Warren Mitofsky: The Original Exit Pollster Remembered

By Martin Plissner

 

In the early years of television news, election nights were a time of grudging homage to the lords of the printed press. For us at the networks, when a race was close, Ohio or Illinois or Kentucky had spoken when the Plain Dealer or the Tribune or the Courier-Journal hit the street—or when a spy in its pressroom leaked you the headline. And not before.

Those who worked at the networks hated that. And so, God, in his wisdom, created election units. And, along the way, he gave us Warren Mitofsky.

For me, the turning point in the status battle of the media—a turning point which Warren more than anybody else brought about—came on election night, 1976. My wife, Susan Morrison, who was working at the Washington Post, called and asked what the hell Warren was waiting for; Dave Broder and Ben Bradlee were going nuts because the final edition was about to go to press, and while NBC and ABC had already elected Jimmy Carter, Warren, wary of a potential pitfall that occurred to no one else, still had not called Mississippi, leaving Carter five votes short. And, until Warren gave his blessing, the nation’s presses couldn’t roll.

 

In taking over for good that night the role of defining victory in America, television had finally reached the top rung of the power of the media—and, of course, the arrogance that went with it. There, too, as an exemplar, Warren was up to the task, to the delight of his colleagues. Even in the modesty-challenged company of pollsters and journalists, Warren stood out.

He did not, in the words of the Apostle, suffer fools gladly—like the suits at the Tiffany network and the paper of record, who for a number of years refused to report the horserace figures in his polls, or even to let their own reporters in on them. Or the mandarins of survey research who joined review boards but were reluctant to spank their fellow pooh-bahs when the occasion warranted. Like reporters who insightfully based stories on subsamples with an N of 30. Or those who snuck around the studio on election nights, read numbers off computers, and then notified their sources on Capitol Hill or at the White House—often with the wrong, or premature, data. Warren’s jihad against the leaking class suffered a setback, to be sure, when the “War Room,” that classic documentary on the ‘92 campaign, showed James Carville hollering across the room to George Stephanopoulos that Sam Popkin had talked to “Warren Whatever,” and there were signs of a landslide.

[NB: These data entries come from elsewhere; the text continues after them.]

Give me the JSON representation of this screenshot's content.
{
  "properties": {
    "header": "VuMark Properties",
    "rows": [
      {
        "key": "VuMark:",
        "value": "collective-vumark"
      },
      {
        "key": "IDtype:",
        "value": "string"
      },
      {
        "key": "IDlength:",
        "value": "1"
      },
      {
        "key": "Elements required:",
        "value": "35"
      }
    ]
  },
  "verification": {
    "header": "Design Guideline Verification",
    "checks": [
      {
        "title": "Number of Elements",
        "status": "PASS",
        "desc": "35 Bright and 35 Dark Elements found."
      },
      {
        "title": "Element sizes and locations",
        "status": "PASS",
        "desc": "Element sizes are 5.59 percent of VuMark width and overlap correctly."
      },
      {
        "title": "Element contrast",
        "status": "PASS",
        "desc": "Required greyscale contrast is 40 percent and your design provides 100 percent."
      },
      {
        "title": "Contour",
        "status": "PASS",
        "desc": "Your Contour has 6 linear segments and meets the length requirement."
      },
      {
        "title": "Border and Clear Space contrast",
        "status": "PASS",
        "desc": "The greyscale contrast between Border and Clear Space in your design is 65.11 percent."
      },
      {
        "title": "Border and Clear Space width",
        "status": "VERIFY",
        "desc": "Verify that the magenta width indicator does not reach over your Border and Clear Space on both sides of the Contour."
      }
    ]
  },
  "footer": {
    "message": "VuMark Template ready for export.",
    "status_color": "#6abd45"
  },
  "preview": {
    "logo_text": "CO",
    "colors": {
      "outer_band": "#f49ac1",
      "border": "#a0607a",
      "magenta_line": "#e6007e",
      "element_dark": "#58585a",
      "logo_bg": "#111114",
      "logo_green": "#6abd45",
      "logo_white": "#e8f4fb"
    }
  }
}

And then there were the purists among his peers who frowned upon Warren’s making up contests for his surveys out of thin air. One of the most memorable came at the California primary of 1992, in which Bush and Clinton were sure of landslides, since the race was long over. So Warren, in his exit poll, posed a separate set of choices which included, in both the Republican and Democratic primaries, Ross Perot—who defeated Bush and tied Clinton. Since this was the year in which Warren was making the calls for all the networks, Tom Brokaw, as well as Dan Rather (and very likely Peter Jennings) declared the Mitofsky primary the story of the night.

 

As others of Warren’s countrymen have sought to make the world safe for elections, Warren devoted himself to making elections safe for exit polling. Much of that effort over the years was devoted to the benighted state of Washington. But, as time went by, Warren ventured far beyond the shoreline, bringing the blessings of quick counts and exit surveys to the Philippines, Russia, Azerbaijan, Taiwan, and Mexico. Had some client thought of sending him to Palestine in 2005, no one would have been surprised by the Hamas upset. Warren would have taken one look at all those multimember districts in which the bad guys had only as many candidates as there were seats, and the good, or the better, guys had twice as many, and he would have known the outcome before the polls even opened.

Others have written or spoken of Warren’s compassion, and there was much of that to speak and write about; but for many of us who worked beside him on election nights and on so many stories before and after, what we cherished most was that sense of empowerment which his craft and his zeal bestowed on us. While today’s bloggers, in their gaseous multimillions, lust after the power famously ascribed by Spiro Agnew to “a small and unelected elite,” those of us in network news now mourn the passing of the man who, as much as anyone, made us the unrivaled force in our country’s politics that once upon a time we truly were.

 

Martin Plissner joined the CBS News Election unit in 1963 and became the network's political editor and later executive political director from 1970 through 1996. He is the author of The Control Room: How Television Calls the Shots in Presidential Elections (Touchstone/Simon & Schuster, 2000).